Machine Learning for Classification of Emotion in Speech
Vivek Sharma1, Chandrabhanu Mishra2, Saroj Meher3, Santosh Mishra4
1Vivek Sharma, Biju Patnaik University of Technology, Rourkela, Odisha, India.
2Chandrabhanu Mishra, Associate Professor, Electronics & instrumentation engineering, College of Engineering and Technology, Bhubaneswar, Odisha, India.
3Saroj Meher, Systems Science and Informatics Unit, Indian Statistical Institute, Bangalore, India.
4Santosh Mishra, Biju Patnaik University of Technology, Rourkela, Odisha, India.
Manuscript received on January 02, 2020. | Revised Manuscript received on January 15, 2020. | Manuscript published on January 30, 2020. | PP: 2118-2124 | Volume-8 Issue-5, January 2020. | Retrieval Number: E6084018520/2020©BEIESP | DOI: 10.35940/ijrte.E6084.018520
Open Access | Ethics and Policies | Cite | Mendeley
© The Authors. Blue Eyes Intelligence Engineering and Sciences Publication (BEIESP). This is an open access article under the CC BY-NC-ND license (http://creativecommons.org/licenses/by-nc-nd/4.0/)

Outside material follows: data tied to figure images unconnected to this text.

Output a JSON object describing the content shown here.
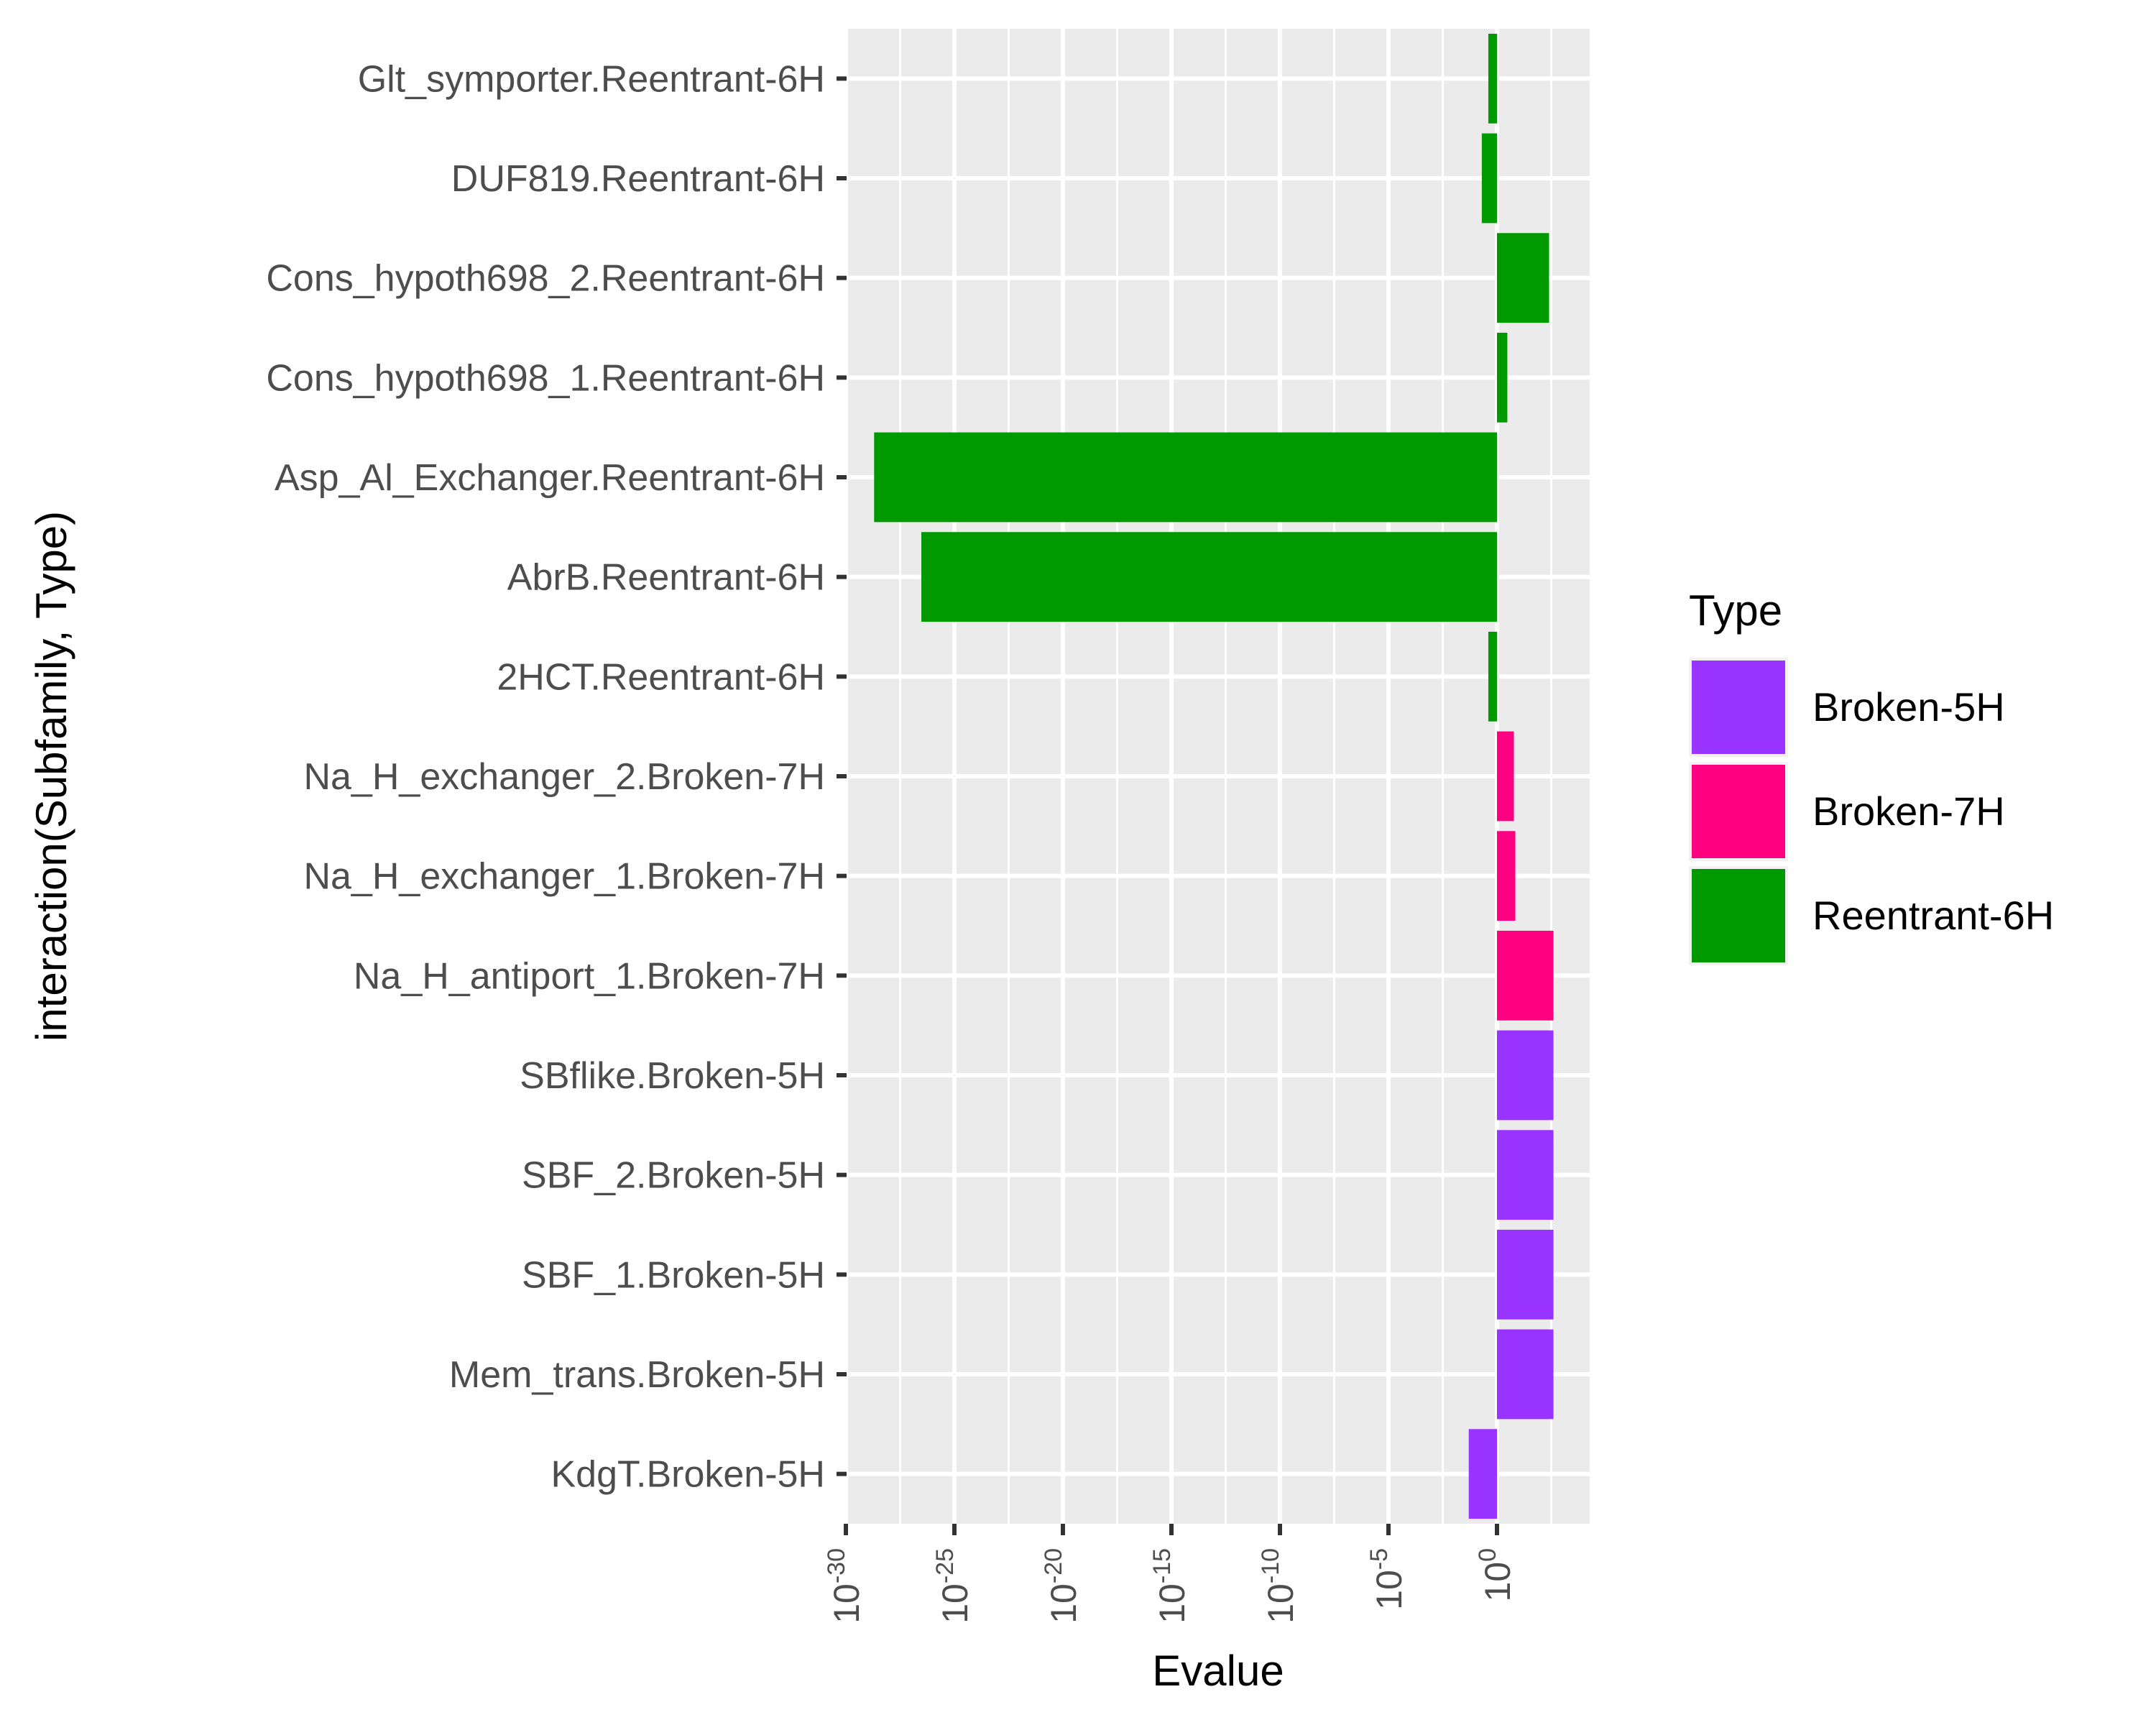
{
  "chart_data": {
    "type": "bar",
    "orientation": "horizontal",
    "xlabel": "Evalue",
    "ylabel": "interaction(Subfamily, Type)",
    "x_scale": "log10",
    "xlim": [
      1e-31,
      1000.0
    ],
    "x_ticks": [
      {
        "base": "10",
        "exp": "-30",
        "value": 1e-30
      },
      {
        "base": "10",
        "exp": "-25",
        "value": 1e-25
      },
      {
        "base": "10",
        "exp": "-20",
        "value": 1e-20
      },
      {
        "base": "10",
        "exp": "-15",
        "value": 1e-15
      },
      {
        "base": "10",
        "exp": "-10",
        "value": 1e-10
      },
      {
        "base": "10",
        "exp": "-5",
        "value": 1e-05
      },
      {
        "base": "10",
        "exp": "0",
        "value": 1
      }
    ],
    "grid": true,
    "legend": {
      "title": "Type",
      "position": "right",
      "entries": [
        {
          "name": "Broken-5H",
          "color": "#9933FF"
        },
        {
          "name": "Broken-7H",
          "color": "#FF0080"
        },
        {
          "name": "Reentrant-6H",
          "color": "#009900"
        }
      ]
    },
    "categories": [
      "Glt_symporter.Reentrant-6H",
      "DUF819.Reentrant-6H",
      "Cons_hypoth698_2.Reentrant-6H",
      "Cons_hypoth698_1.Reentrant-6H",
      "Asp_Al_Exchanger.Reentrant-6H",
      "AbrB.Reentrant-6H",
      "2HCT.Reentrant-6H",
      "Na_H_exchanger_2.Broken-7H",
      "Na_H_exchanger_1.Broken-7H",
      "Na_H_antiport_1.Broken-7H",
      "SBflike.Broken-5H",
      "SBF_2.Broken-5H",
      "SBF_1.Broken-5H",
      "Mem_trans.Broken-5H",
      "KdgT.Broken-5H"
    ],
    "bars": [
      {
        "category": "Glt_symporter.Reentrant-6H",
        "type": "Reentrant-6H",
        "value": 0.4
      },
      {
        "category": "DUF819.Reentrant-6H",
        "type": "Reentrant-6H",
        "value": 0.2
      },
      {
        "category": "Cons_hypoth698_2.Reentrant-6H",
        "type": "Reentrant-6H",
        "value": 250
      },
      {
        "category": "Cons_hypoth698_1.Reentrant-6H",
        "type": "Reentrant-6H",
        "value": 3
      },
      {
        "category": "Asp_Al_Exchanger.Reentrant-6H",
        "type": "Reentrant-6H",
        "value": 2e-29
      },
      {
        "category": "AbrB.Reentrant-6H",
        "type": "Reentrant-6H",
        "value": 3e-27
      },
      {
        "category": "2HCT.Reentrant-6H",
        "type": "Reentrant-6H",
        "value": 0.4
      },
      {
        "category": "Na_H_exchanger_2.Broken-7H",
        "type": "Broken-7H",
        "value": 6
      },
      {
        "category": "Na_H_exchanger_1.Broken-7H",
        "type": "Broken-7H",
        "value": 7
      },
      {
        "category": "Na_H_antiport_1.Broken-7H",
        "type": "Broken-7H",
        "value": 400
      },
      {
        "category": "SBflike.Broken-5H",
        "type": "Broken-5H",
        "value": 400
      },
      {
        "category": "SBF_2.Broken-5H",
        "type": "Broken-5H",
        "value": 400
      },
      {
        "category": "SBF_1.Broken-5H",
        "type": "Broken-5H",
        "value": 400
      },
      {
        "category": "Mem_trans.Broken-5H",
        "type": "Broken-5H",
        "value": 400
      },
      {
        "category": "KdgT.Broken-5H",
        "type": "Broken-5H",
        "value": 0.05
      }
    ]
  }
}
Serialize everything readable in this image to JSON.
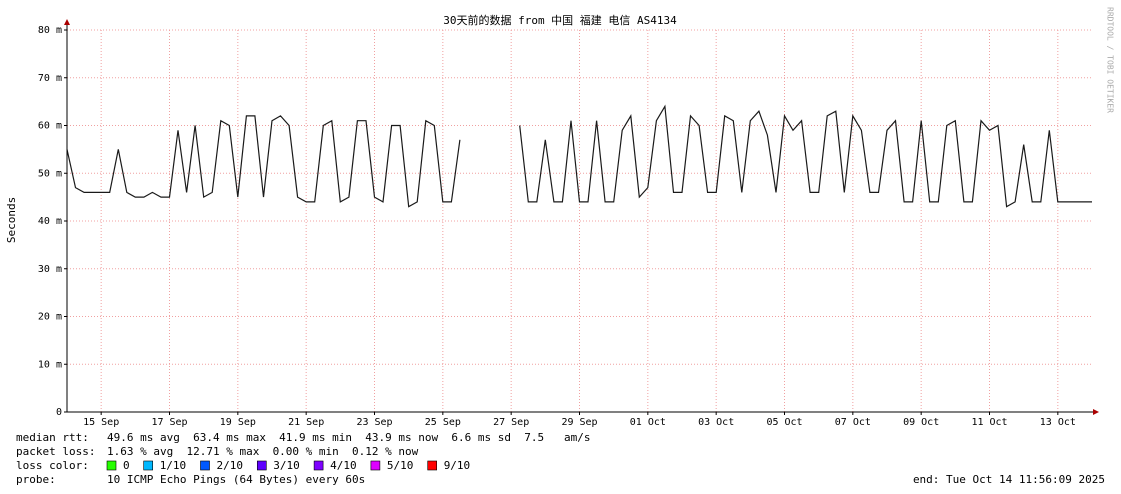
{
  "chart_data": {
    "type": "line",
    "title": "30天前的数据 from 中国 福建 电信 AS4134",
    "y_label": "Seconds",
    "side_note": "RRDTOOL / TOBI OETIKER",
    "x": [
      0,
      0.25,
      0.5,
      0.75,
      1,
      1.25,
      1.5,
      1.75,
      2,
      2.25,
      2.5,
      2.75,
      3,
      3.25,
      3.5,
      3.75,
      4,
      4.25,
      4.5,
      4.75,
      5,
      5.25,
      5.5,
      5.75,
      6,
      6.25,
      6.5,
      6.75,
      7,
      7.25,
      7.5,
      7.75,
      8,
      8.25,
      8.5,
      8.75,
      9,
      9.25,
      9.5,
      9.75,
      10,
      10.25,
      10.5,
      10.75,
      11,
      11.25,
      11.5,
      11.75,
      12,
      12.25,
      12.5,
      12.75,
      13,
      13.25,
      13.5,
      13.75,
      14,
      14.25,
      14.5,
      14.75,
      15,
      15.25,
      15.5,
      15.75,
      16,
      16.25,
      16.5,
      16.75,
      17,
      17.25,
      17.5,
      17.75,
      18,
      18.25,
      18.5,
      18.75,
      19,
      19.25,
      19.5,
      19.75,
      20,
      20.25,
      20.5,
      20.75,
      21,
      21.25,
      21.5,
      21.75,
      22,
      22.25,
      22.5,
      22.75,
      23,
      23.25,
      23.5,
      23.75,
      24,
      24.25,
      24.5,
      24.75,
      25,
      25.25,
      25.5,
      25.75,
      26,
      26.25,
      26.5,
      26.75,
      27,
      27.25,
      27.5,
      27.75,
      28,
      28.25,
      28.5,
      28.75,
      29,
      29.25,
      29.5,
      29.75,
      30
    ],
    "series": [
      {
        "name": "median rtt",
        "color": "#1a1a1a",
        "values": [
          55,
          47,
          46,
          46,
          46,
          46,
          55,
          46,
          45,
          45,
          46,
          45,
          45,
          59,
          46,
          60,
          45,
          46,
          61,
          60,
          45,
          62,
          62,
          45,
          61,
          62,
          60,
          45,
          44,
          44,
          60,
          61,
          44,
          45,
          61,
          61,
          45,
          44,
          60,
          60,
          43,
          44,
          61,
          60,
          44,
          44,
          57,
          null,
          null,
          null,
          null,
          null,
          null,
          60,
          44,
          44,
          57,
          44,
          44,
          61,
          44,
          44,
          61,
          44,
          44,
          59,
          62,
          45,
          47,
          61,
          64,
          46,
          46,
          62,
          60,
          46,
          46,
          62,
          61,
          46,
          61,
          63,
          58,
          46,
          62,
          59,
          61,
          46,
          46,
          62,
          63,
          46,
          62,
          59,
          46,
          46,
          59,
          61,
          44,
          44,
          61,
          44,
          44,
          60,
          61,
          44,
          44,
          61,
          59,
          60,
          43,
          44,
          56,
          44,
          44,
          59,
          44,
          44,
          44,
          44,
          44
        ]
      }
    ],
    "xlim": [
      0,
      30
    ],
    "xticks": [
      {
        "value": 1,
        "label": "15 Sep"
      },
      {
        "value": 3,
        "label": "17 Sep"
      },
      {
        "value": 5,
        "label": "19 Sep"
      },
      {
        "value": 7,
        "label": "21 Sep"
      },
      {
        "value": 9,
        "label": "23 Sep"
      },
      {
        "value": 11,
        "label": "25 Sep"
      },
      {
        "value": 13,
        "label": "27 Sep"
      },
      {
        "value": 15,
        "label": "29 Sep"
      },
      {
        "value": 17,
        "label": "01 Oct"
      },
      {
        "value": 19,
        "label": "03 Oct"
      },
      {
        "value": 21,
        "label": "05 Oct"
      },
      {
        "value": 23,
        "label": "07 Oct"
      },
      {
        "value": 25,
        "label": "09 Oct"
      },
      {
        "value": 27,
        "label": "11 Oct"
      },
      {
        "value": 29,
        "label": "13 Oct"
      }
    ],
    "ylim": [
      0,
      80
    ],
    "yticks": [
      0,
      {
        "value": 10,
        "label": "10 m"
      },
      {
        "value": 20,
        "label": "20 m"
      },
      {
        "value": 30,
        "label": "30 m"
      },
      {
        "value": 40,
        "label": "40 m"
      },
      {
        "value": 50,
        "label": "50 m"
      },
      {
        "value": 60,
        "label": "60 m"
      },
      {
        "value": 70,
        "label": "70 m"
      },
      {
        "value": 80,
        "label": "80 m"
      }
    ],
    "grid": true,
    "stats": {
      "rtt_label": "median rtt:",
      "rtt": "49.6 ms avg  63.4 ms max  41.9 ms min  43.9 ms now  6.6 ms sd  7.5   am/s",
      "loss_label": "packet loss:",
      "loss": "1.63 % avg  12.71 % max  0.00 % min  0.12 % now",
      "color_label": "loss color:",
      "probe_label": "probe:",
      "probe": "10 ICMP Echo Pings (64 Bytes) every 60s",
      "end": "end: Tue Oct 14 11:56:09 2025"
    },
    "loss_legend": [
      {
        "name": "0",
        "color": "#26ff00"
      },
      {
        "name": "1/10",
        "color": "#00b8ff"
      },
      {
        "name": "2/10",
        "color": "#0059ff"
      },
      {
        "name": "3/10",
        "color": "#5e00ff"
      },
      {
        "name": "4/10",
        "color": "#7e00ff"
      },
      {
        "name": "5/10",
        "color": "#dd00ff"
      },
      {
        "name": "9/10",
        "color": "#ff0000"
      }
    ]
  }
}
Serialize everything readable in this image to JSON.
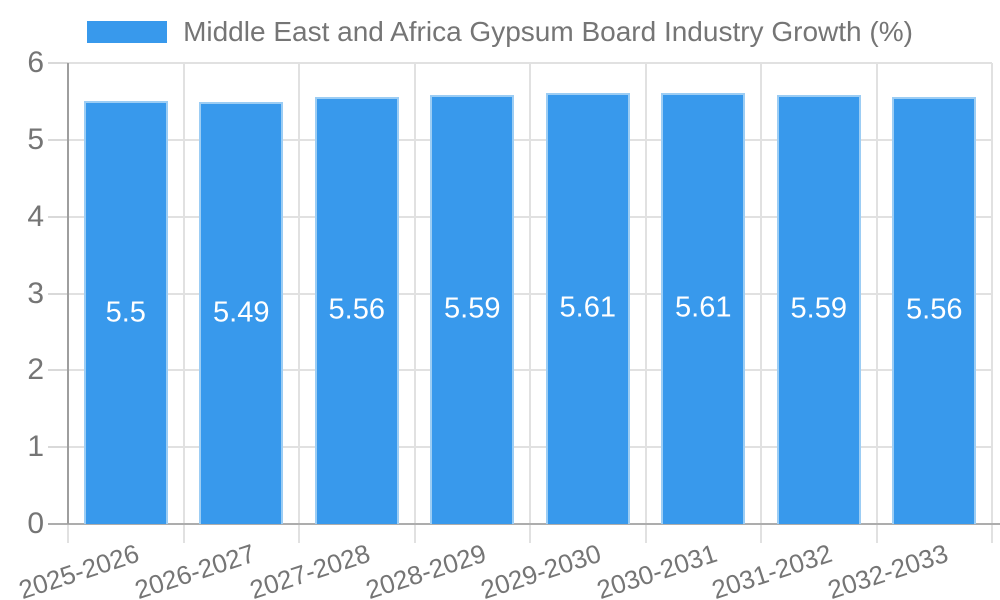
{
  "chart_data": {
    "type": "bar",
    "title": "Middle East and Africa Gypsum Board Industry Growth (%)",
    "categories": [
      "2025-2026",
      "2026-2027",
      "2027-2028",
      "2028-2029",
      "2029-2030",
      "2030-2031",
      "2031-2032",
      "2032-2033"
    ],
    "values": [
      5.5,
      5.49,
      5.56,
      5.59,
      5.61,
      5.61,
      5.59,
      5.56
    ],
    "value_labels": [
      "5.5",
      "5.49",
      "5.56",
      "5.59",
      "5.61",
      "5.61",
      "5.59",
      "5.56"
    ],
    "xlabel": "",
    "ylabel": "",
    "ylim": [
      0,
      6
    ],
    "yticks": [
      0,
      1,
      2,
      3,
      4,
      5,
      6
    ],
    "grid": true,
    "legend_position": "top",
    "colors": {
      "bar": "#3899EC",
      "bar_border": "#9CCDF4",
      "value_label": "#FFFFFF",
      "grid_line": "#E1E1E1",
      "axis_line": "#9E9E9E",
      "tick_label": "#757575",
      "title_text": "#757575",
      "background": "#FFFFFF"
    }
  }
}
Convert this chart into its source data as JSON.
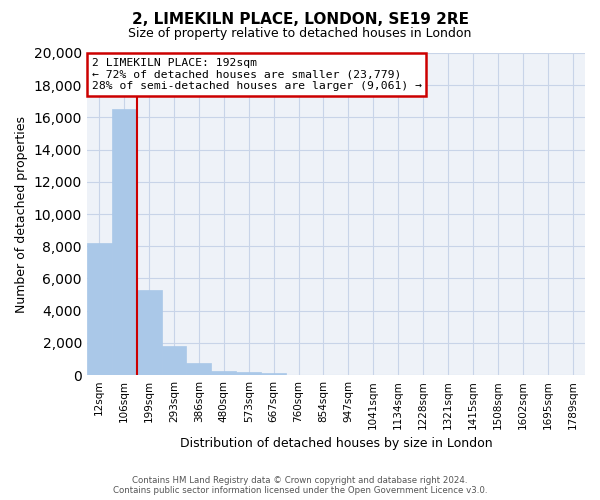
{
  "title": "2, LIMEKILN PLACE, LONDON, SE19 2RE",
  "subtitle": "Size of property relative to detached houses in London",
  "xlabel": "Distribution of detached houses by size in London",
  "ylabel": "Number of detached properties",
  "bar_values": [
    8200,
    16500,
    5300,
    1800,
    750,
    270,
    200,
    120,
    0,
    0,
    0,
    0,
    0,
    0,
    0,
    0,
    0,
    0,
    0,
    0
  ],
  "bar_labels": [
    "12sqm",
    "106sqm",
    "199sqm",
    "293sqm",
    "386sqm",
    "480sqm",
    "573sqm",
    "667sqm",
    "760sqm",
    "854sqm",
    "947sqm",
    "1041sqm",
    "1134sqm",
    "1228sqm",
    "1321sqm",
    "1415sqm",
    "1508sqm",
    "1602sqm",
    "1695sqm",
    "1789sqm"
  ],
  "bar_color": "#aac8e8",
  "property_line_color": "#cc0000",
  "property_line_x": 1.5,
  "annotation_line1": "2 LIMEKILN PLACE: 192sqm",
  "annotation_line2": "← 72% of detached houses are smaller (23,779)",
  "annotation_line3": "28% of semi-detached houses are larger (9,061) →",
  "annotation_box_edge_color": "#cc0000",
  "ylim": [
    0,
    20000
  ],
  "yticks": [
    0,
    2000,
    4000,
    6000,
    8000,
    10000,
    12000,
    14000,
    16000,
    18000,
    20000
  ],
  "grid_color": "#c8d4e8",
  "background_color": "#eef2f8",
  "footer_line1": "Contains HM Land Registry data © Crown copyright and database right 2024.",
  "footer_line2": "Contains public sector information licensed under the Open Government Licence v3.0.",
  "fig_width": 6.0,
  "fig_height": 5.0
}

Abstract: The naturalness of the speech in any human being comes from his or her emotions. All human beings deliver and construe the messages with heavy use of emotions. So there is a need to develop a speech interface through which emotions embedded in the speech signal can be analyzed and processed. There are many speech translation systems developed with intent to interpret the inherent emotions in the speech signals but lack in processing the embedded emotions in the speech as because there is a lacuna in their modeling and depiction. The main objective of any speech processing system is to retrieve interesting information from speech like features, models so that the retrieved knowledge of interest can be further used in various speech processing applications. The scope of the present paper is to travel around the attributes of speech and its respective models with a goal to distinguish emotions by imprisoning precise information about emotion. This paper also studied various sources like source of excitement, vocal track system’s silhouettes and its sequence, attributes of supra- segment to obtain a rich source of emotional information of a speech. The paper end with a final conclusion saying that source of excitation and its characteristics may be be single handedly enough for efficient acknowledgment of emotions.
Keywords: Linear Prediction (LP), Glottal Volume Velocity (GVV), Glottal Closure Instants (GCI).
Scope of the Article: Machine Learning.